Vous me direz que c’est ignoble de heurter un véhicule et de ne pas s’arrêter. Bien sûr. Je vous direz tout de suite que la situation est chez nous, plus compliquée que ça. Il ne s’agit pas pour moi d’innocenter ce lâche chauffard qui a pris la fuite ou cet ignoble individu qui l’a dépouillé. Et ça on ne saura jamais le dire, un jeune homme grièvement blessé ou carrément mort. Mais il s’agit surtout et encore de regarder en face la réalité d’une société qui a su transformer en monstres ses propres citoyens. On a déjà vu des chauffeurs se faire lyncher par la population suite à un accident de la voie publique. Il n’existe pas de moyen efficace visant à sécuriser celui qui est automatiquement jugé coupable. De même qu’il n’existe aucun mécanisme de secours défini, connu et reconnu par la population. Des son plus jeune âge, le petit américain sait qu’en cas d’urgence, il a un recourt à trois chiffres 911.
Chez nous porter secours à une personne en danger reste à la discrétion et relève de la responsabilité de celui qui souhaite s’y engager. « Je wè bouch pe » (on voit mais on ne dit rien). Tant de cas de vols à mains, à l’arraché, de fusillades, de crimes ont été effectués sous les regards passifs de passants, marchands et même des agents des forces de l’ordre.

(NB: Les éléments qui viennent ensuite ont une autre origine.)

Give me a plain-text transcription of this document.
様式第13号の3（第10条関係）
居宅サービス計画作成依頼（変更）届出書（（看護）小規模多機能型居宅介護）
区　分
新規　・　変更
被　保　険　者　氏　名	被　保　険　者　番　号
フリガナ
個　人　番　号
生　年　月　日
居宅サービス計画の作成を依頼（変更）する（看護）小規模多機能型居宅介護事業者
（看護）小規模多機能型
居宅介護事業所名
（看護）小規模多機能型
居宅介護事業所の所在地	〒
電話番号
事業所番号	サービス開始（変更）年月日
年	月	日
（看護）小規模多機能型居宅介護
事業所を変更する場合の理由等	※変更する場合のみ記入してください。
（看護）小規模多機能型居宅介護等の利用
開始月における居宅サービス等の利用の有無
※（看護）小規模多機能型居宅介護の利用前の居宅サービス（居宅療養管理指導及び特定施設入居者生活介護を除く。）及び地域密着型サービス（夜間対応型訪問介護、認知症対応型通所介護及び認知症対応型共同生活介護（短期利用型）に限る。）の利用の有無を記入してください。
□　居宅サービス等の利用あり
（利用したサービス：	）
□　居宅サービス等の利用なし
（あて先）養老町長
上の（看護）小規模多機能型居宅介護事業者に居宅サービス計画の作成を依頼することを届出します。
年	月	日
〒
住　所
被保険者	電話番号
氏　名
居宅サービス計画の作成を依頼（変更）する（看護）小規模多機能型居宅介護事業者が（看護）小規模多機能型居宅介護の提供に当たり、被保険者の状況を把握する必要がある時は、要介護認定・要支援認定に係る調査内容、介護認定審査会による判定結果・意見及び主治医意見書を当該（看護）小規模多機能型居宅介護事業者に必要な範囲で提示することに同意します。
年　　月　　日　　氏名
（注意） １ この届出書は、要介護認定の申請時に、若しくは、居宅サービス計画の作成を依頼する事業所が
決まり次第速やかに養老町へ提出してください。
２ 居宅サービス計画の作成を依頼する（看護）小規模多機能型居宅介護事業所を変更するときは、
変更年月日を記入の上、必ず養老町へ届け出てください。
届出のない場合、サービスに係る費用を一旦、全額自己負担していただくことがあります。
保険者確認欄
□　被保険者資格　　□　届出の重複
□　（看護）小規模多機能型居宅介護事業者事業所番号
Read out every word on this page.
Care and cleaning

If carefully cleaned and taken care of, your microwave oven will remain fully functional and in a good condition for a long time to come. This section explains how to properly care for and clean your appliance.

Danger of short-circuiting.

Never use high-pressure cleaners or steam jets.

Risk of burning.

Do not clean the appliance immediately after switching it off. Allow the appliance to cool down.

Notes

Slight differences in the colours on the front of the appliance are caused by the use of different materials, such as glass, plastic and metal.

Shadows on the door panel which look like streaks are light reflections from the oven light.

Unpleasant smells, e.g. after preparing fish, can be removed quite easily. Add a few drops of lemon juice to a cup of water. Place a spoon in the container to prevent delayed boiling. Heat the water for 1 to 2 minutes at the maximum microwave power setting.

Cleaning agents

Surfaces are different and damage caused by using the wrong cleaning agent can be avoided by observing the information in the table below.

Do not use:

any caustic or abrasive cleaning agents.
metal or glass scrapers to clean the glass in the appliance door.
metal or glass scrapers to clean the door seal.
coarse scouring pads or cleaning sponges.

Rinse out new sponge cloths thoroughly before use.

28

Ce bon samaritain qui s’est engagé à venir au secours de ce jeune homme baignant dans son sang n’a eu d’autre recours que de le prendre à bord de sa camionnette pour le conduire au centre hospitalier le plus proche.
Remarquez qu’il n’était pas question pour lui de faire appel à un service ambulancier, type SAMU ou SMUR, qui aurait été équipé pour une prise en charge adéquate au cas où il y aurait encore une vie à sauver.
Une lettre pourtant à l’instant me monte à l’esprit. E pour état de droit, mais bon, on n’en est pas encore là. L’abc de l’assistance à personne en danger, un concept dont la définition nous est encore inconnue.